Betteridge’s law of headlines.
So no.
Submitted 3 months ago by 101@feddit.org to technology@beehaw.org
https://theconversation.com/can-ai-talk-us-out-of-conspiracy-theory-rabbit-holes-238580
Betteridge’s law of headlines.
So no.
That’s just what they want you to think.
Hehe
the better goal is creating new unique conspiracy theories that nobody has heard of with the help of machine learning.

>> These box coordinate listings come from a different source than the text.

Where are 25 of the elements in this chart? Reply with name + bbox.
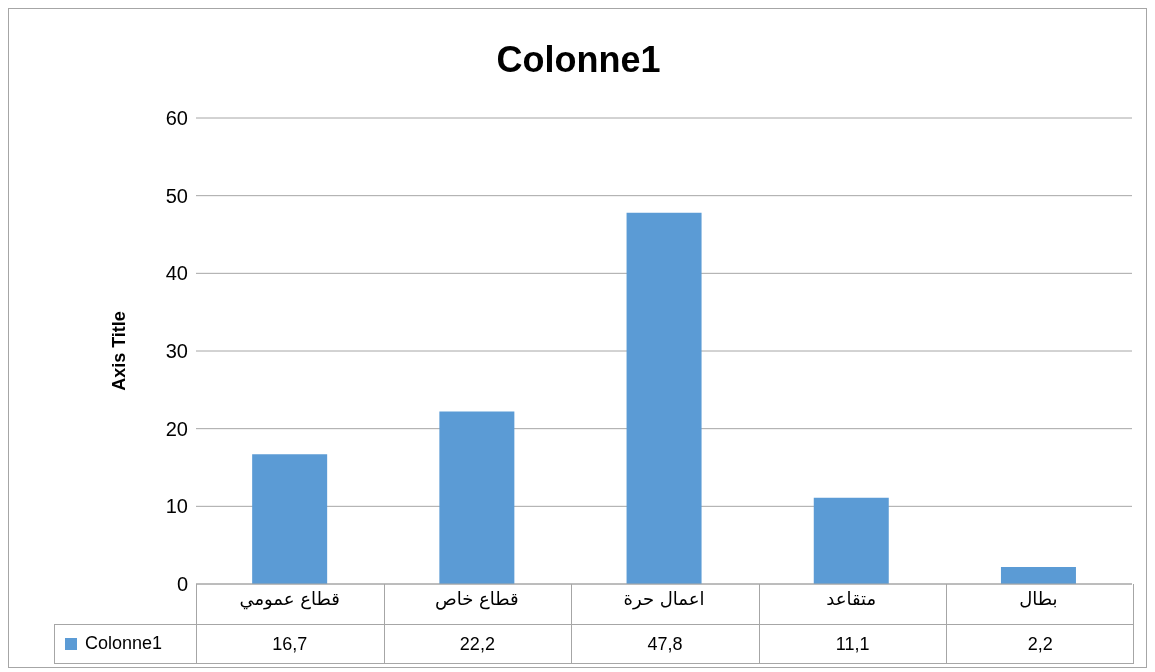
x-tick-label: بطال bbox=[1019, 587, 1058, 609]
data-label: 11,1 bbox=[834, 632, 871, 656]
x-tick-label: اعمال حرة bbox=[623, 587, 705, 610]
x-tick-label: قطاع خاص bbox=[434, 587, 519, 610]
legend-label: Colonne1 bbox=[54, 624, 196, 664]
data-label: 16,7 bbox=[271, 632, 309, 656]
bar bbox=[626, 212, 702, 584]
y-tick-label: 10 bbox=[165, 495, 188, 518]
bar bbox=[1000, 566, 1076, 584]
chart-title: Colonne1 bbox=[495, 39, 662, 81]
x-tick-label: متقاعد bbox=[826, 587, 877, 609]
y-tick-label: 40 bbox=[165, 262, 188, 285]
y-tick-label: 60 bbox=[165, 107, 188, 130]
data-label: 22,2 bbox=[458, 632, 496, 656]
bar bbox=[439, 411, 515, 584]
data-label: 2,2 bbox=[1026, 632, 1054, 656]
x-tick-label: قطاع عمومي bbox=[239, 587, 340, 610]
y-tick-label: 30 bbox=[165, 340, 188, 363]
y-tick-label: 20 bbox=[165, 417, 188, 440]
y-tick-label: 50 bbox=[165, 184, 188, 207]
bar bbox=[813, 497, 889, 584]
y-axis-title: Axis Title bbox=[109, 311, 130, 391]
data-label: 47,8 bbox=[646, 632, 684, 656]
y-tick-label: 0 bbox=[176, 573, 188, 596]
bar bbox=[252, 454, 328, 584]
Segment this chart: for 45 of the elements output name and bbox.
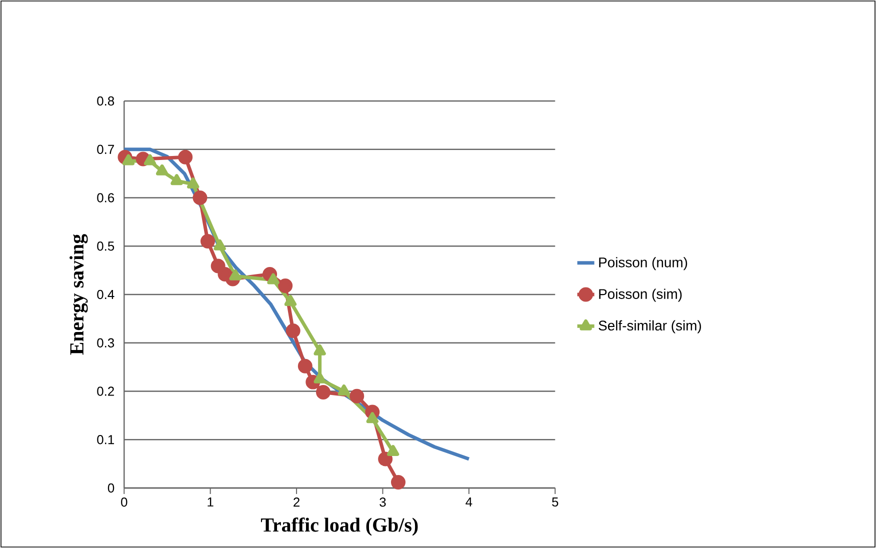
point [314,372,326,384]
x-tick-label: 5 [552,498,558,507]
y-tick-label: 0.7 [97,144,114,154]
y-tick-label: 0.5 [97,242,114,251]
x-axis-title: Traffic load (Gb/s) [260,518,418,536]
point [192,190,208,206]
point [122,154,135,166]
point [210,258,226,274]
y-tick-label: 0.3 [97,338,114,348]
x-tick-label: 1 [208,498,214,506]
y-axis-title: Energy saving [70,234,88,355]
point [267,273,280,284]
point [378,452,393,466]
y-tick-label: 0 [108,483,114,493]
legend-label: Poisson (sim) [599,288,682,302]
point [156,164,168,176]
point [178,150,193,164]
point [278,278,293,294]
point [144,154,156,166]
point [229,269,242,280]
x-tick-label: 4 [466,498,472,506]
y-tick-label: 0.6 [97,193,114,202]
x-tick-label: 0 [121,498,128,507]
point [170,174,183,186]
point [338,384,350,396]
point [200,234,215,249]
y-tick-label: 0.2 [97,386,114,396]
point [350,388,364,404]
point [286,324,300,338]
legend-label: Self-similar (sim) [598,320,701,334]
point [316,384,330,400]
point [391,474,406,490]
y-tick-label: 0.1 [97,435,114,444]
point [298,358,312,374]
point [284,295,297,306]
x-tick-label: 3 [380,498,386,507]
point [187,177,200,188]
x-tick-label: 2 [294,498,300,507]
legend-label: Poisson (num) [599,257,688,270]
y-tick-label: 0.8 [97,96,114,106]
point [386,444,400,456]
point [366,412,378,424]
point [314,344,326,356]
y-tick-label: 0.4 [97,290,114,300]
point [214,239,226,250]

I have two main thoughts on this
LLMs are not at this time reliable sources of factual information. The user may be getting something that was skimmed from factual information, but the output can often be incorrect since the machine can’t “understand” the information it’s outputting.
This could potentially be an excellent way to do real research for people who were not provided research skills by their education. Conspiracy theorists often start off as curious but undisciplined before they fall into the identity aspects of the theories. If a machine using human-like language is able to report factual information quickly, reliably, and without judgement to those who wouldn’t be able to find that info on their own, this could actually be a very useful tool.
halm@leminal.space 3 months ago
According to that research mentioned in the article, the answer is yes. The big caveats are
Butterbee@beehaw.org 3 months ago
It’s not even fundamentally possible with the current LLMs. It’s like saying “Yes, it’s totally possible to do that! We just need to invent something that can do that first!”
halm@leminal.space 3 months ago
I think we agree on the limited capability of (what is currently passed off as) “artificial intelligence”, yes.
CanadaPlus@lemmy.sdf.org 3 months ago
You overestimate how hard it is to get a conspiracy theorist to click on something.
They used a purpose-finetuned GPT-4 model for this study, and it didn’t go off script once.